Galway knows that Kilkenny are not unbeatable, but Brian Cody’s men are also aware that the Tribesmen are also vulnerable.
Kilkenny will point to an attack which failed to click against a rampant Galway defence and they would surely have surrendered their crown was it not for the brilliance of Henry Shefflin. Minimising his influence on Sunday will be essential to a Galway success.
Galway, too, will feel there is a lot more in their attack and seek a better return from the likes of Cyril Donnellan, Damian Hayes and David Burke.
They will need to send more quality ball into Joe Canning, while the delivery to the attack will need to be closer to the ground if the Galway forwards are to have an impact. Trying to take on that Kilkenny defence in the air will see a second defeated team return to Connacht in eight days.

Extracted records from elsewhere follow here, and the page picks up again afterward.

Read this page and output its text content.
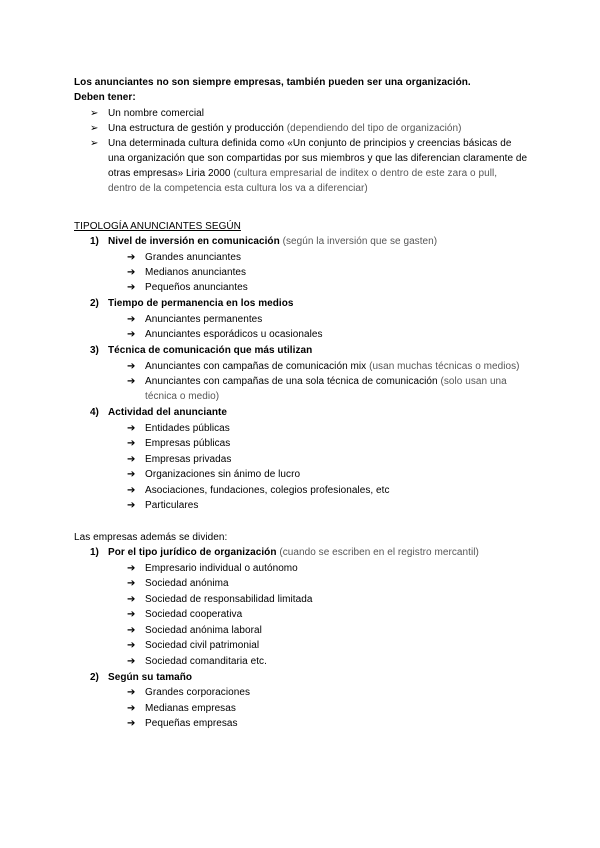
Los anunciantes no son siempre empresas, también pueden ser una organización.
Deben tener:
➢ Un nombre comercial
➢ Una estructura de gestión y producción (dependiendo del tipo de organización)
➢ Una determinada cultura definida como «Un conjunto de principios y creencias básicas de
una organización que son compartidas por sus miembros y que las diferencian claramente de
otras empresas» Liria 2000 (cultura empresarial de inditex o dentro de este zara o pull,
dentro de la competencia esta cultura los va a diferenciar)
TIPOLOGÍA ANUNCIANTES SEGÚN
1) Nivel de inversión en comunicación (según la inversión que se gasten)
➔ Grandes anunciantes
➔ Medianos anunciantes
➔ Pequeños anunciantes
2) Tiempo de permanencia en los medios
➔ Anunciantes permanentes
➔ Anunciantes esporádicos u ocasionales
3) Técnica de comunicación que más utilizan
➔ Anunciantes con campañas de comunicación mix (usan muchas técnicas o medios)
➔ Anunciantes con campañas de una sola técnica de comunicación (solo usan una
técnica o medio)
4) Actividad del anunciante
➔ Entidades públicas
➔ Empresas públicas
➔ Empresas privadas
➔ Organizaciones sin ánimo de lucro
➔ Asociaciones, fundaciones, colegios profesionales, etc
➔ Particulares
Las empresas además se dividen:
1) Por el tipo jurídico de organización (cuando se escriben en el registro mercantil)
➔ Empresario individual o autónomo
➔ Sociedad anónima
➔ Sociedad de responsabilidad limitada
➔ Sociedad cooperativa
➔ Sociedad anónima laboral
➔ Sociedad civil patrimonial
➔ Sociedad comanditaria etc.
2) Según su tamaño
➔ Grandes corporaciones
➔ Medianas empresas
➔ Pequeñas empresas
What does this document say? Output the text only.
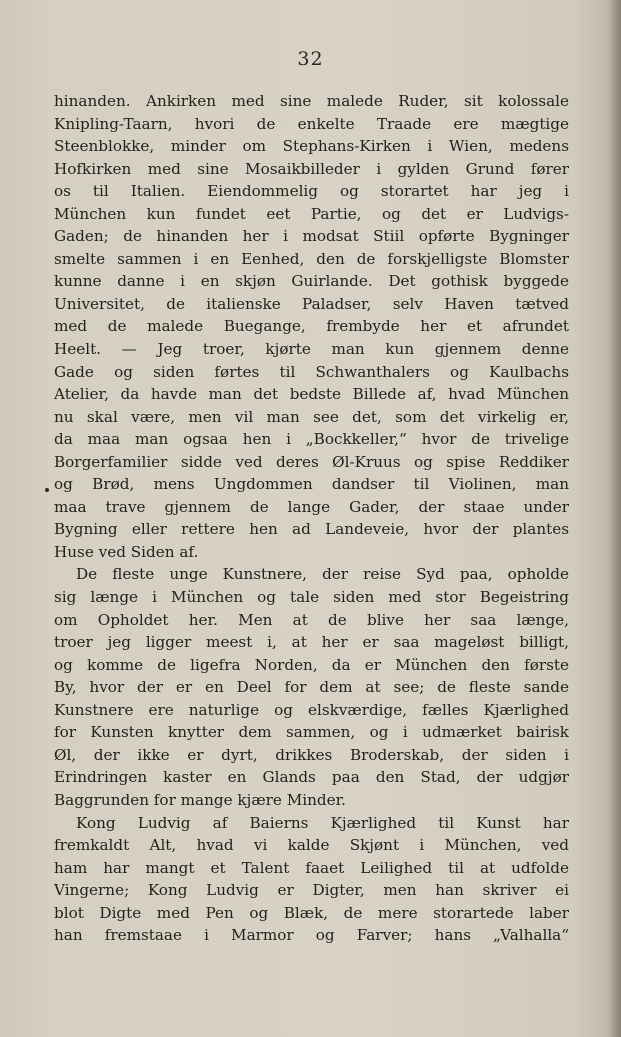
32
hinanden. Ankirken med sine malede Ruder, sit kolossale
Knipling-Taarn, hvori de enkelte Traade ere mægtige
Steenblokke, minder om Stephans-Kirken i Wien, medens
Hofkirken med sine Mosaikbilleder i gylden Grund fører
os til Italien. Eiendommelig og storartet har jeg i
München kun fundet eet Partie, og det er Ludvigs-
Gaden; de hinanden her i modsat Stiil opførte Bygninger
smelte sammen i en Eenhed, den de forskjelligste Blomster
kunne danne i en skjøn Guirlande. Det gothisk byggede
Universitet, de italienske Paladser, selv Haven tætved
med de malede Buegange, frembyde her et afrundet
Heelt. — Jeg troer, kjørte man kun gjennem denne
Gade og siden førtes til Schwanthalers og Kaulbachs
Atelier, da havde man det bedste Billede af, hvad München
nu skal være, men vil man see det, som det virkelig er,
da maa man ogsaa hen i „Bockkeller,“ hvor de trivelige
Borgerfamilier sidde ved deres Øl-Kruus og spise Reddiker
og Brød, mens Ungdommen dandser til Violinen, man
maa trave gjennem de lange Gader, der staae under
Bygning eller rettere hen ad Landeveie, hvor der plantes
Huse ved Siden af.
De fleste unge Kunstnere, der reise Syd paa, opholde
sig længe i München og tale siden med stor Begeistring
om Opholdet her. Men at de blive her saa længe,
troer jeg ligger meest i, at her er saa mageløst billigt,
og komme de ligefra Norden, da er München den første
By, hvor der er en Deel for dem at see; de fleste sande
Kunstnere ere naturlige og elskværdige, fælles Kjærlighed
for Kunsten knytter dem sammen, og i udmærket bairisk
Øl, der ikke er dyrt, drikkes Broderskab, der siden i
Erindringen kaster en Glands paa den Stad, der udgjør
Baggrunden for mange kjære Minder.
Kong Ludvig af Baierns Kjærlighed til Kunst har
fremkaldt Alt, hvad vi kalde Skjønt i München, ved
ham har mangt et Talent faaet Leilighed til at udfolde
Vingerne; Kong Ludvig er Digter, men han skriver ei
blot Digte med Pen og Blæk, de mere storartede laber
han fremstaae i Marmor og Farver; hans „Valhalla“
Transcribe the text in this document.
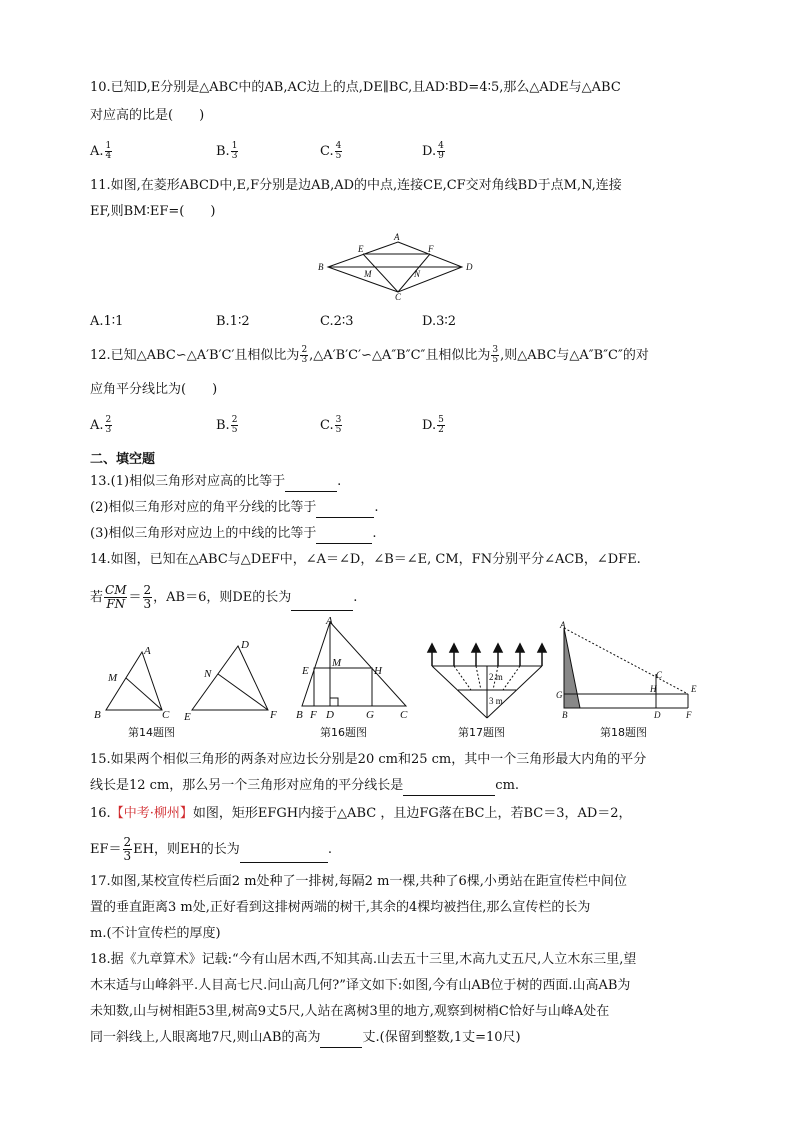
10.已知D,E分别是△ABC中的AB,AC边上的点,DE∥BC,且AD∶BD=4∶5,那么△ADE与△ABC
对应高的比是(　　)
A. $\frac{1}{4}$	B. $\frac{1}{3}$	C. $\frac{4}{5}$	D. $\frac{4}{9}$
11.如图,在菱形ABCD中,E,F分别是边AB,AD的中点,连接CE,CF交对角线BD于点M,N,连接
EF,则BM∶EF=(　　)
A
B
C
D
E	F
M	N
A.1∶1	B.1∶2	C.2∶3	D.3∶2
12.已知△ABC∽△A′B′C′且相似比为 $\frac{2}{3}$ ,△A′B′C′∽△A″B″C″且相似比为 $\frac{3}{5}$ ,则△ABC与△A″B″C″的对
应角平分线比为(　　)
A. $\frac{2}{3}$	B. $\frac{2}{5}$	C. $\frac{3}{5}$	D. $\frac{5}{2}$
二、填空题
13.(1)相似三角形对应高的比等于	.
(2)相似三角形对应的角平分线的比等于	.
(3)相似三角形对应边上的中线的比等于	.
14.如图，已知在△ABC与△DEF中，∠A＝∠D，∠B＝∠E, CM，FN分别平分∠ACB，∠DFE.
若 $\frac{CM}{FN} = \frac{2}{3}$ ，AB＝6，则DE的长为	.
A
M
B	C
D
N
E	F
第14题图
A
E
M
H
B F D	G C
第16题图
2 m
3 m
第17题图
A
C
G
H	E
B	D	F
第18题图
15.如果两个相似三角形的两条对应边长分别是20 cm和25 cm，其中一个三角形最大内角的平分
线长是12 cm，那么另一个三角形对应角的平分线长是	cm.
16.【中考·柳州】如图，矩形EFGH内接于△ABC ，且边FG落在BC上，若BC＝3，AD＝2，
$EF= \frac{2}{3}$ EH，则EH的长为	.
17.如图,某校宣传栏后面2 m处种了一排树,每隔2 m一棵,共种了6棵,小勇站在距宣传栏中间位
置的垂直距离3 m处,正好看到这排树两端的树干,其余的4棵均被挡住,那么宣传栏的长为
m.(不计宣传栏的厚度)
18.据《九章算术》记载:“今有山居木西,不知其高.山去五十三里,木高九丈五尺,人立木东三里,望
木末适与山峰斜平.人目高七尺.问山高几何?”译文如下:如图,今有山AB位于树的西面.山高AB为
未知数,山与树相距53里,树高9丈5尺,人站在离树3里的地方,观察到树梢C恰好与山峰A处在
同一斜线上,人眼离地7尺,则山AB的高为	丈.(保留到整数,1丈=10尺)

It is all likely to boil down to who can get control early on. Kilkenny, like Donegal last Sunday, are near uncatchable if they get a start.
Galway need to lay down a marker from the outset. Could Cunningham and his men have some surprise move to pull at the start? They will need to unsettle Kilkenny, rattle their cage and hurl without fear.
That is how they have regularly beaten Kilkenny at underage and they have shown this year they can transfer that to senior level. Above all, they can’t allow Kilkenny dictate at the start and to that they will need to summon a frenzy.
It would be some All-Ireland final for Galway to win, especially meeting Kilkenny three times this year.
History has shown that Galway has always had to play in a final before they won one.
It should be no different this time round . . . other than a draw rather than defeat being the lot from the first innings.